Anche quando si lasciò tentare dalla politica (fu senatore nella X legislatura, 1987-1992), non fu per perseguire ambizioni di carriera, ma perché convinto di poter mettere al servizio del Paese l'esperienza maturata in Italia e all'estero, e poi nella direzione della Normale. Ben poco di questo accadde, nonostante i suoi generosi tentativi, e questa esperienza finì con l'essere per lui una delusione. Un'occasione sprecata per la grande politica nazionale, che di visioni lungimiranti sente raramente il bisogno (lo stesso accadde ad altri grandi accademici come, per restare a Pisa, Alessandro Faedo, senatore Dc da1976 a1979, già rettore dell'Università pisana e presidente del Cnr). Un'altra delusione che Vesentini visse dolorosamente fu quando, conclusa l'esperienza parlamentare, si sentì a disagio in Normale, e fulmineamente trasferi la sua cattedra al Politecnico di Torino. Eppure con la Normale mantenne sempre un legame fortissimo, specialmente (negli anni dal 1998 al 2010) come membro del Consiglio Scientifico della Scuola.

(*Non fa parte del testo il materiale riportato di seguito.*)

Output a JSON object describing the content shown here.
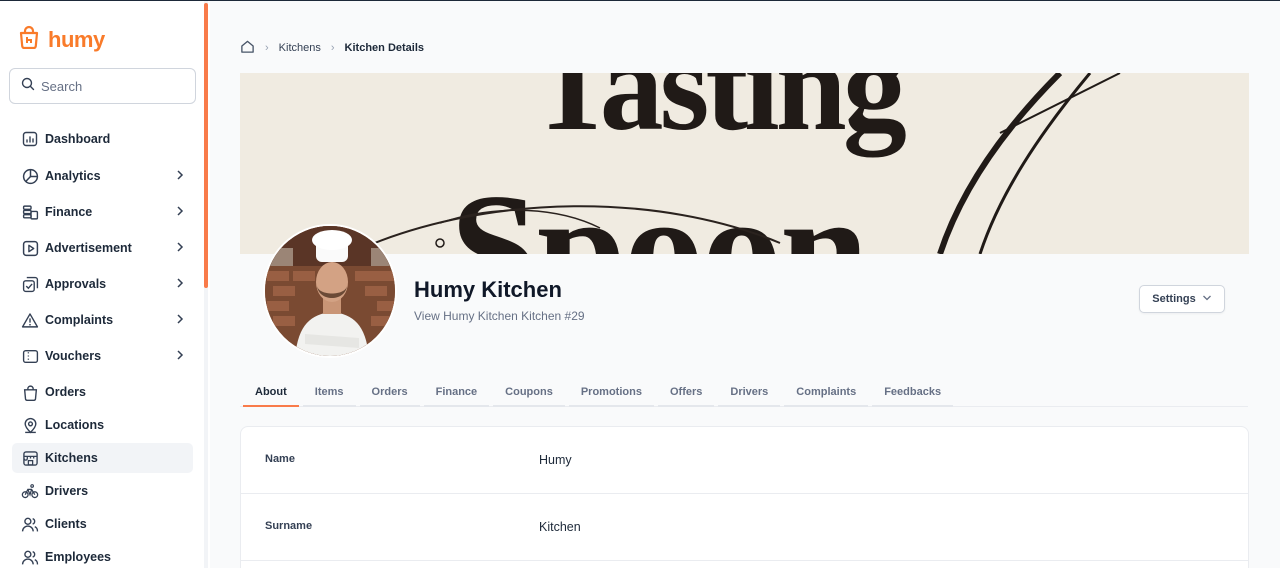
{
  "brand": {
    "name": "humy",
    "accent": "#f97b2a"
  },
  "search": {
    "placeholder": "Search"
  },
  "sidebar": {
    "items": [
      {
        "label": "Dashboard",
        "icon": "dashboard-icon",
        "has_chevron": false,
        "active": false
      },
      {
        "label": "Analytics",
        "icon": "pie-chart-icon",
        "has_chevron": true,
        "active": false
      },
      {
        "label": "Finance",
        "icon": "coins-icon",
        "has_chevron": true,
        "active": false
      },
      {
        "label": "Advertisement",
        "icon": "play-square-icon",
        "has_chevron": true,
        "active": false
      },
      {
        "label": "Approvals",
        "icon": "approval-icon",
        "has_chevron": true,
        "active": false
      },
      {
        "label": "Complaints",
        "icon": "warning-icon",
        "has_chevron": true,
        "active": false
      },
      {
        "label": "Vouchers",
        "icon": "voucher-icon",
        "has_chevron": true,
        "active": false
      },
      {
        "label": "Orders",
        "icon": "bag-icon",
        "has_chevron": false,
        "active": false
      },
      {
        "label": "Locations",
        "icon": "location-pin-icon",
        "has_chevron": false,
        "active": false
      },
      {
        "label": "Kitchens",
        "icon": "store-icon",
        "has_chevron": false,
        "active": true
      },
      {
        "label": "Drivers",
        "icon": "bicycle-icon",
        "has_chevron": false,
        "active": false
      },
      {
        "label": "Clients",
        "icon": "users-icon",
        "has_chevron": false,
        "active": false
      },
      {
        "label": "Employees",
        "icon": "employees-icon",
        "has_chevron": false,
        "active": false
      }
    ]
  },
  "breadcrumb": {
    "items": [
      "Kitchens",
      "Kitchen Details"
    ]
  },
  "banner": {
    "text_line1": "Tasting",
    "text_line2": "Spoon"
  },
  "kitchen": {
    "name": "Humy Kitchen",
    "subtitle": "View Humy Kitchen Kitchen #29"
  },
  "settings": {
    "label": "Settings"
  },
  "tabs": [
    {
      "label": "About",
      "active": true
    },
    {
      "label": "Items",
      "active": false
    },
    {
      "label": "Orders",
      "active": false
    },
    {
      "label": "Finance",
      "active": false
    },
    {
      "label": "Coupons",
      "active": false
    },
    {
      "label": "Promotions",
      "active": false
    },
    {
      "label": "Offers",
      "active": false
    },
    {
      "label": "Drivers",
      "active": false
    },
    {
      "label": "Complaints",
      "active": false
    },
    {
      "label": "Feedbacks",
      "active": false
    }
  ],
  "details": [
    {
      "label": "Name",
      "value": "Humy"
    },
    {
      "label": "Surname",
      "value": "Kitchen"
    }
  ]
}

Di lui merita di esser ricordato almeno un altro aspetto, la tagliente e sapiente ironia con cui sapeva scherzare anche su se stesso. Presidente dell'Accademia dei Lincei dal 1997 al 2003, a lui toccò guidare le celebrazioni del suo quarto centenario. Ma sapeva bene che, dopo la gloriosa fondazione (1603) con Federico Cesi, a cui presto si aggiunse Galileo, quella prima Accademia si spense presto nel silenzio, per risorgere solo nel 1847 nella Roma di Pio IX, e poi nel 1874 nel Regno d'Italia ad opera di Quintino Sella. Questo aveva in mente Edoardo Vesentini quando (io c'ero) cominciò una conferenza sul centenario linceo con le parole: «L'Accademia dei Lincei non ha quattrocento anni, ma li dimostra». Meravigliosa battuta, ma non solo questo: con sapienza storica ma in rigoroso spirito istituzionale, egli ci stava dicendo che la vita delle istituzioni non si alimenta con il passivo omaggio alla tradizione, ma alimentandola, rinnovandola, inventando ogni giorno la tradizione del futuro col Dna del passato.